The husband is currently a shade of beetroot. After having had a perfectly good weekend ruined by recurrent invasions from aliens, he is trying to regain his composure by punching as hard as he can on his PS3 controller and stuffing his body with an equivalent amount of junk. By the time you read this, a new working week would have begun and life will not be beautiful again.
But what’s gotta be done, gotta be done. So I make no big deal of the events that unfold over the weekend: a bunch of nincompoops masquerading as building society biggies armed with a troupe of workmen take over the apartment for alleged pipe-work, the cat tries to run away with the plumber, politics burgeon between the new hired help for the infant and the old housemaid, our financial planners and accountant pay us a visit, and in the midst of all this, I try to clear the clutter, collecting things for a garage sale for animal welfare, the husband trying to hoard (as usual), and me trying to convince him not to (as usual).
It comes naturally to me, as I am the queen of multi-tasking. To the husband, sitting in front of the television screen is also a task (which I reckon was all that he had planned for the glorious three-day weekend)
Anyway, the proceedings begin at 9 am on Saturday, me trying to wear a mask of stoic and the husband scowls, focusing on ‘keeping the airconditioning from running away’ from his room. Midway, I peek into the bathroom to check the proceedings and find a gaping hole in the ceiling, its nakedness replete with the iron skeleton and brick and all. “What if it rains tomorrow? The monsoon will come straight into the bathroom!,” I bark at the workmen (visions of me standing under a waterfall ala Zeenat Aman flash by)
“No madam, monsoon is over,” said one pipsqueak.
“What the.. (suddenly remember that the infant is in my arms)….What about rats, and other creatures?”

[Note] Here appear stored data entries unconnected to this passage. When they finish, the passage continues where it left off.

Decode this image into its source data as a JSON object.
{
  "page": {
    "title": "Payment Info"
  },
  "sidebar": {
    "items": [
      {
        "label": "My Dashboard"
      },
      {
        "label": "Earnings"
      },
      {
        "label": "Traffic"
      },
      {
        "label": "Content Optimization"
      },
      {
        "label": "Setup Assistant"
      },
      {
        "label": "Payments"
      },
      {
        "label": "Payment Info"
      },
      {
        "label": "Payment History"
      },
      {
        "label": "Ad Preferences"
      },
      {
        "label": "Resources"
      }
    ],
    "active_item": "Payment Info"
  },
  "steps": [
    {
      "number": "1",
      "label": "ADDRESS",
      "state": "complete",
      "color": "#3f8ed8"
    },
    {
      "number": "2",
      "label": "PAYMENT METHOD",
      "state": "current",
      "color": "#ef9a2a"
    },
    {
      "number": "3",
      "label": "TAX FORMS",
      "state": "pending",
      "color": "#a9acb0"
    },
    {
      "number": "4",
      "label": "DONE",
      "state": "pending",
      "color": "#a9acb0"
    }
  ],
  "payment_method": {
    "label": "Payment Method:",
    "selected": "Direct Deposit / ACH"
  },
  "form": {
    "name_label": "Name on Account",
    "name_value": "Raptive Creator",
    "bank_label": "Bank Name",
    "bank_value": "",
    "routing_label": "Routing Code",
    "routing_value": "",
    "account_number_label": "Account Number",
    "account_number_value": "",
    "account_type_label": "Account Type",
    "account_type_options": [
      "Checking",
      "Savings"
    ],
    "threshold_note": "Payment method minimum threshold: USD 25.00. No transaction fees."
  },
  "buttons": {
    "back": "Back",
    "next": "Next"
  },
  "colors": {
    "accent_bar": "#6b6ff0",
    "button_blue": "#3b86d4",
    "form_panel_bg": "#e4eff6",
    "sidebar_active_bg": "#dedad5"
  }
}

“Okay, we will put some maal then,” he mumbles.
The maal, as it turns out, is flung from ground level onto the ceiling, adding a splatter-painted look to the walls, but I can’t be bothered anymore. The husband, meanwhile is wondering aloud why I am prolonging the agony and not letting them go.
The gory is not over. Our financial planners are next. The husband winces when I tell him the meeting cannot be cancelled.
“Now they will come and take all our money away…What a torrid day!”
“They are not taking our money away. They are creating wealth,” says me of perennial wisdom. I have been speaking the right language ever since I read Rich Dad Poor Dad.
More bad news follows. The husband is told he has to part with another princely sum for auditing and accounts. The meeting is tomorrow. Creating wealth is something he cannot visualize by now.
He is distraught, wondering how his weekend got robbed right under his nose and how he can salvage whatever few hours are left. The infant, meanwhile has no clue of the goings on, and gurgles with laughter, shaking his fists with glee.